Senior ML Engineer (Agentic AI) in London employer: pubX
At PubX, we pride ourselves on being an innovative employer that champions a collaborative and dynamic work culture. As a Senior ML Engineer, you'll have the opportunity to work with cutting-edge technology in a rapidly evolving field, while benefiting from our commitment to employee growth through continuous learning and development. Our flexible work environment, combined with the chance to make a significant impact in the AdTech industry, makes PubX an exceptional place to advance your career.
StudySmarter Expert Advice🤫
We think this is how you could land Senior ML Engineer (Agentic AI) in London
✨Tip Number 1
Network like a pro! Reach out to folks in the industry, attend meetups, and connect with people on LinkedIn. You never know who might have the inside scoop on job openings or can refer you directly.
✨Tip Number 2
Show off your skills! Create a portfolio showcasing your ML projects, especially those related to real-time systems or ad tech. This will give potential employers a taste of what you can do and set you apart from the crowd.
✨Tip Number 3
Prepare for interviews by brushing up on your technical knowledge and problem-solving skills. Practice coding challenges and be ready to discuss your past projects in detail, especially how you've tackled challenges in production environments.
✨Tip Number 4
Don’t forget to apply through our website! It’s the best way to ensure your application gets seen by the right people. Plus, we love seeing candidates who are proactive about their job search!
We think you need these skills to ace Senior ML Engineer (Agentic AI) in London
Some tips for your application 🫡
Tailor Your CV:Make sure your CV reflects the skills and experiences that match our job description. Highlight your ML engineering fundamentals and any hands-on experience you've had with production systems. We want to see how you can contribute to our mission!
Craft a Compelling Cover Letter:Use your cover letter to tell us why you're excited about the role and how your background aligns with what we're looking for. Share specific examples of your work with ML models and MLOps tooling, as this will help us understand your fit for the team.

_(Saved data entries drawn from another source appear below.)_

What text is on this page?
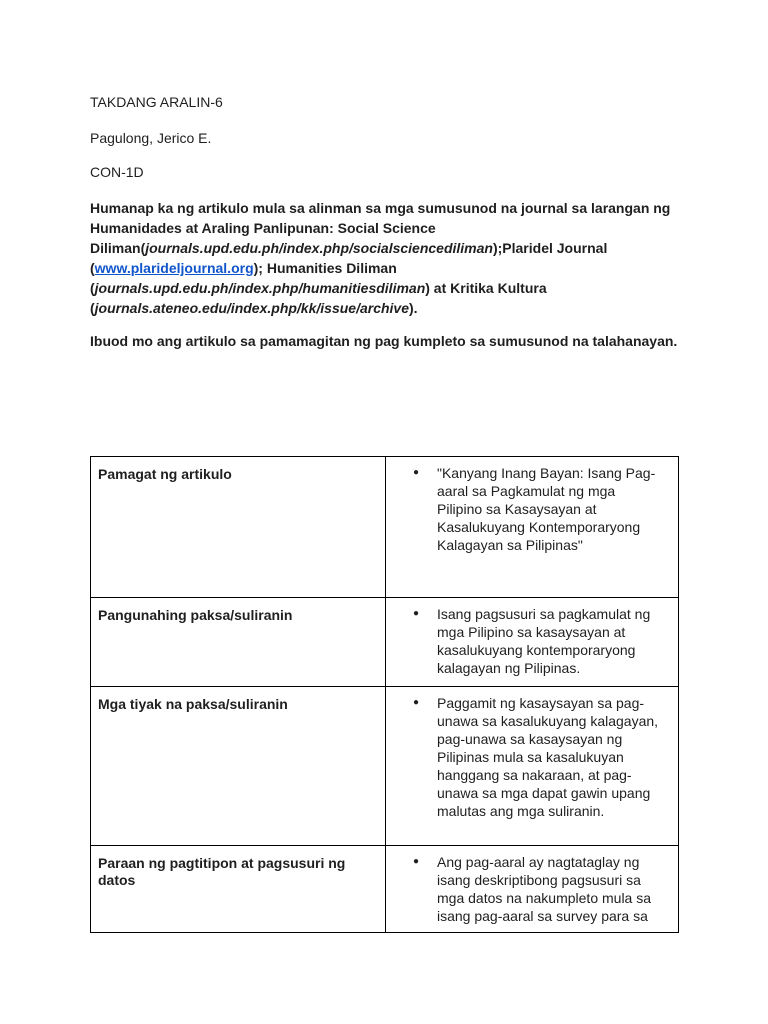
TAKDANG ARALIN-6

Pagulong, Jerico E.

CON-1D

Humanap ka ng artikulo mula sa alinman sa mga sumusunod na journal sa larangan ng Humanidades at Araling Panlipunan: Social Science Diliman(journals.upd.edu.ph/index.php/socialsciencediliman);Plaridel Journal (www.plarideljournal.org); Humanities Diliman (journals.upd.edu.ph/index.php/humanitiesdiliman) at Kritika Kultura (journals.ateneo.edu/index.php/kk/issue/archive).

Ibuod mo ang artikulo sa pamamagitan ng pag kumpleto sa sumusunod na talahanayan.

Pamagat ng artikulo	● "Kanyang Inang Bayan: Isang Pag-aaral sa Pagkamulat ng mga Pilipino sa Kasaysayan at Kasalukuyang Kontemporaryong Kalagayan sa Pilipinas"

Pangunahing paksa/suliranin	● Isang pagsusuri sa pagkamulat ng mga Pilipino sa kasaysayan at kasalukuyang kontemporaryong kalagayan ng Pilipinas.

Mga tiyak na paksa/suliranin	● Paggamit ng kasaysayan sa pag-unawa sa kasalukuyang kalagayan, pag-unawa sa kasaysayan ng Pilipinas mula sa kasalukuyan hanggang sa nakaraan, at pag-unawa sa mga dapat gawin upang malutas ang mga suliranin.

Paraan ng pagtitipon at pagsusuri ng datos	● Ang pag-aaral ay nagtataglay ng isang deskriptibong pagsusuri sa mga datos na nakumpleto mula sa isang pag-aaral sa survey para sa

Showcase Your Projects:If you've worked on relevant projects, whether in a professional or personal capacity, make sure to include them. We love seeing practical applications of your skills, especially if they relate to real-time systems or AI integration.
Apply Through Our Website:We encourage you to apply directly through our website. It’s the best way for us to receive your application and ensures you’re considered for the role. Plus, it shows us you’re keen on joining our team at StudySmarter!
How to prepare for a job interview at pubX
✨Know Your ML Fundamentals
Brush up on your machine learning fundamentals, especially model development and feature engineering. Be ready to discuss specific projects where you applied these concepts, as this will show your depth of understanding and practical experience.
✨Showcase Your MLOps Experience
Prepare to talk about your hands-on experience with MLOps tooling and infrastructure. Highlight any specific tools you've used, like MLflow or SageMaker, and be ready to explain how you’ve implemented automated workflows in production settings.
✨Communicate Clearly
Since the role involves working with both technical and non-technical teams, practice explaining complex ideas in simple terms. This will demonstrate your ability to bridge gaps between different audiences, which is crucial for collaboration.
✨Demonstrate Problem-Solving Skills
Think of examples where you faced challenges in deploying ML models or managing their lifecycle. Be prepared to discuss how you approached these problems, the decisions you made, and the outcomes, showcasing your pragmatic decision-making skills.